Los edge data centers se ubican en el extremo de la red, muy cerca del usuario, y permiten procesar datos en tiempo real con mínima latencia. Los centros regionales son instalaciones de gran escala que abastecen a amplias zonas geográficas, como ciudades o países. En tanto, los centros propios (on-premise) corresponden a infraestructura que las empresas operan dentro de sus propias instalaciones para uso exclusivo.
Respecto de las barreras históricas para este tipo de inversiones, Graizer apuntó a la falta de previsibilidad normativa. "Venimos de años de inseguridad jurídica y ausencia de políticas claras. Durante el gobierno de Mauricio Macri perdimos la posibilidad de que Amazon instalara un data center en Bahía Blanca porque no se aprobó la ley de no responsabilidad de los intermediarios tecnológicos, y el proyecto finalmente se radicó en Santiago de Chile", sostuvo.
El directivo destacó además la magnitud de las inversiones en juego: "Estamos hablando de cientos de millones de dólares por proyecto. Multiplicado por 14, representa un impacto significativo tanto en inversión como en generación de empleo y desarrollo del ecosistema".
Entre los factores que hoy podrían favorecer la llegada de estos proyectos, mencionó una mayor disponibilidad de energía -una limitante en el pasado- y la posibilidad de adherir al Régimen de Incentivo a las Grandes Inversiones (RIGI). "Si hacemos las cosas bien, las empresas deberían tomar decisiones este año", agregó.
Según un relevamiento de Cabase, en la Argentina existen 13 centros de datos operativos de más de 1 MW de capacidad, concentrados en el Área Metropolitana de Buenos Aires (AMBA), con una potencia instalada total cercana a los 32 MW.

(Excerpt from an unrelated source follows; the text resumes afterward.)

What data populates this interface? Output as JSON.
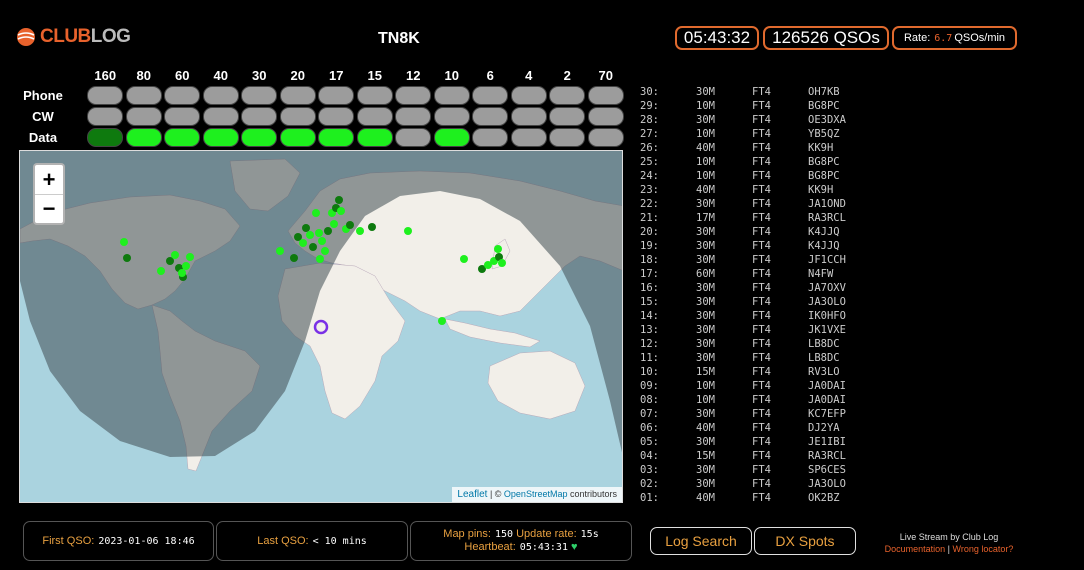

"Un data center de 10 megawatts implica una inversión de alrededor de US$6 millones y corresponde a la categoría edge. Los centros regionales parten de los 50 megawatts -y hoy no hay ninguno en el país-, mientras que los proyectos más grandes pueden alcanzar los 500 megawatts, aunque requieren múltiples condiciones, además de la infraestructura troncal de comunicaciones", detalló.
En ese sentido, Graizer indicó que distintas regiones del país ya comenzaron a moverse para captar este tipo de inversiones. "Estamos viendo actores relevantes en zonas con disponibilidad energética que buscan facilitar estos desarrollos. Hay una ventana de oportunidad. Por eso armamos grupos provinciales dentro de la cámara: se necesitan interlocutores locales que transmitan a gobernadores e intendentes que el momento es ahora", señaló.
Por su parte, el interventor del Ente Nacional de Comunicaciones (Enacom), Martín Ozores, se refirió a los instrumentos de financiamiento disponibles para proveedores de internet locales a través del organismo y de entidades como el Banco Nación.
Consultado sobre el proyecto de instalación de un megacentro de datos de OpenAI en la Patagonia que se anunció en octubre del año pasado, indicó que aún se deben estar definiendo aspectos vinculados a la infraestructura, aunque aclaró que el ente no participa directamente en esa iniciativa.